As you have seen, every mutation of a gene creates a new alleles. But the significance of these alternative alleles is dependant on the cell type they appear in, namely germline or soma. Mutations that happen in a somatic cell ,for example in the bone marrow or liver, may:

• change the apperance of the cell
• damage the cell
• make the cell cancerous
• kill the cell

Often the mutations have no visible effect at all becasue they don't change the protein like in example number 3. Or they happen in an area of the DNA where there is no gene. The ultimate fate of that somatic mutation is to disappear when the organism in which it occurred dies. In this case the new allele disappears.

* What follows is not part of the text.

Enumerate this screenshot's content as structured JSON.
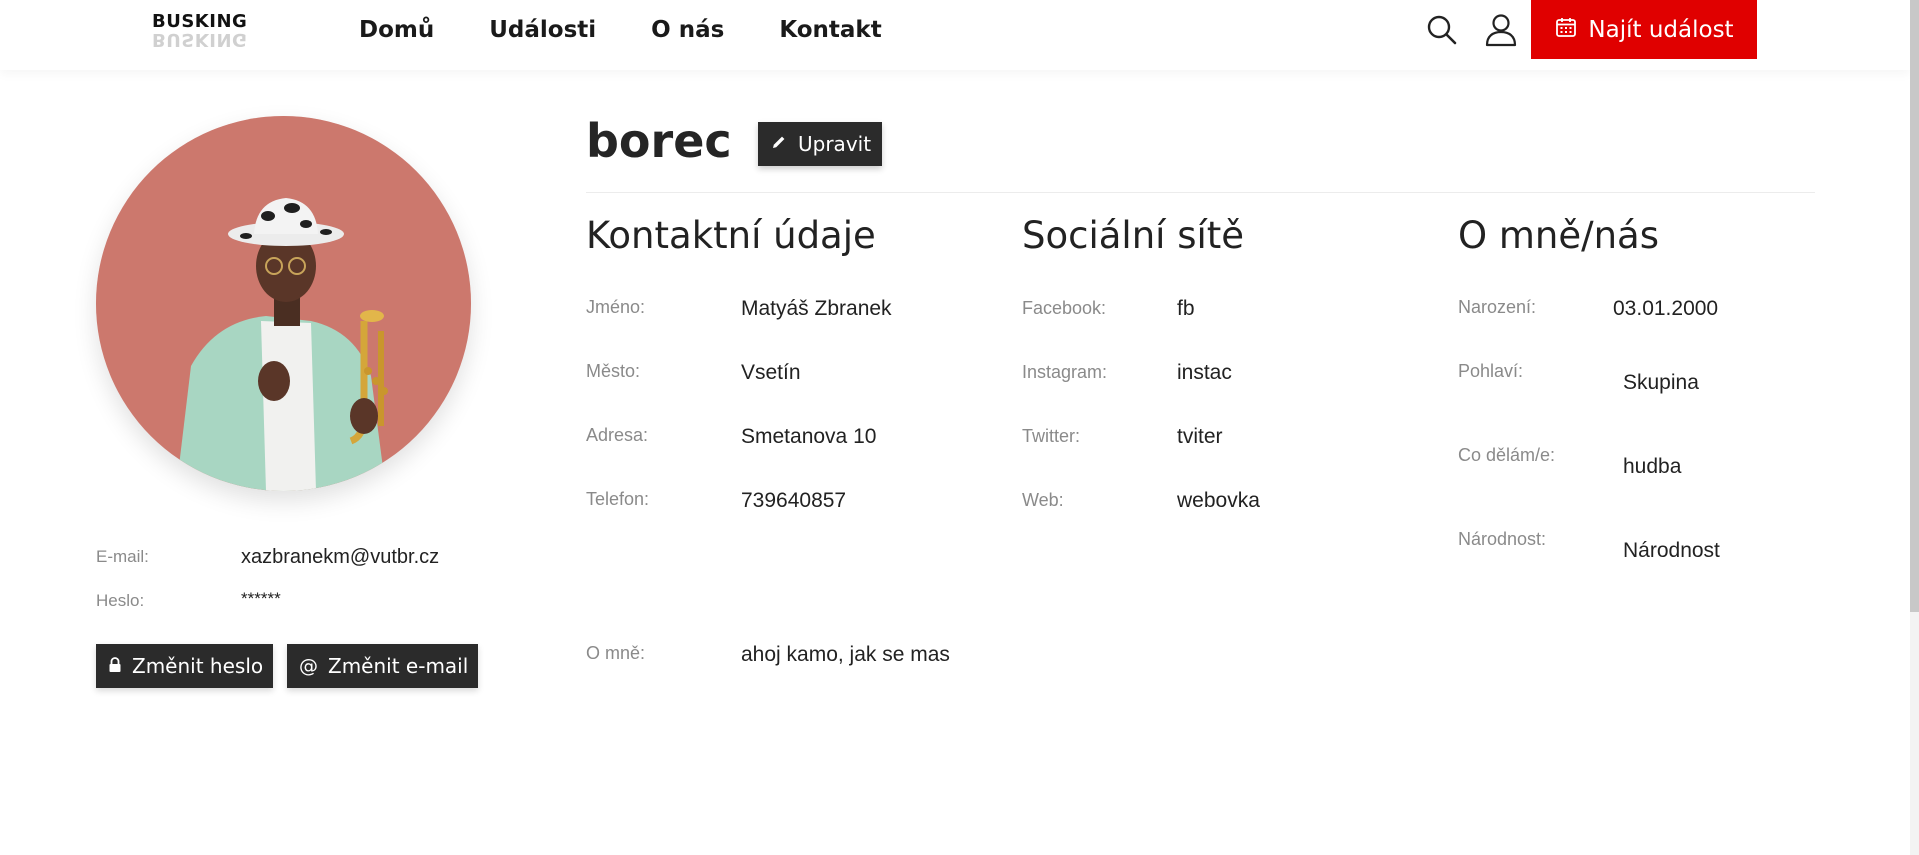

However, mutations in a germline cell will be found in every cell descendend from the zygote to which the mutant gamete contributed. That means every cell of the offspring will contain the mutation, including the gametes. So if the owner is able to reproduce, the new allele will be passed on to the next generation and from there to the following and so on. As it was explained in the beginning this new allele might be responsible for a new features like new hair-color of a human or insecticide restitance in insects. In these cases, the phenotypes of the corresponding alleles are distinguishable from the original wild-type allele. But most new alleles that arise in nature do not have a phenotype and therefore have no effect. These alleles are so-called neutral mutations. Interestingly, depending on the environment and the point of time, an allele can be neutral in one situation, but beneficial in another.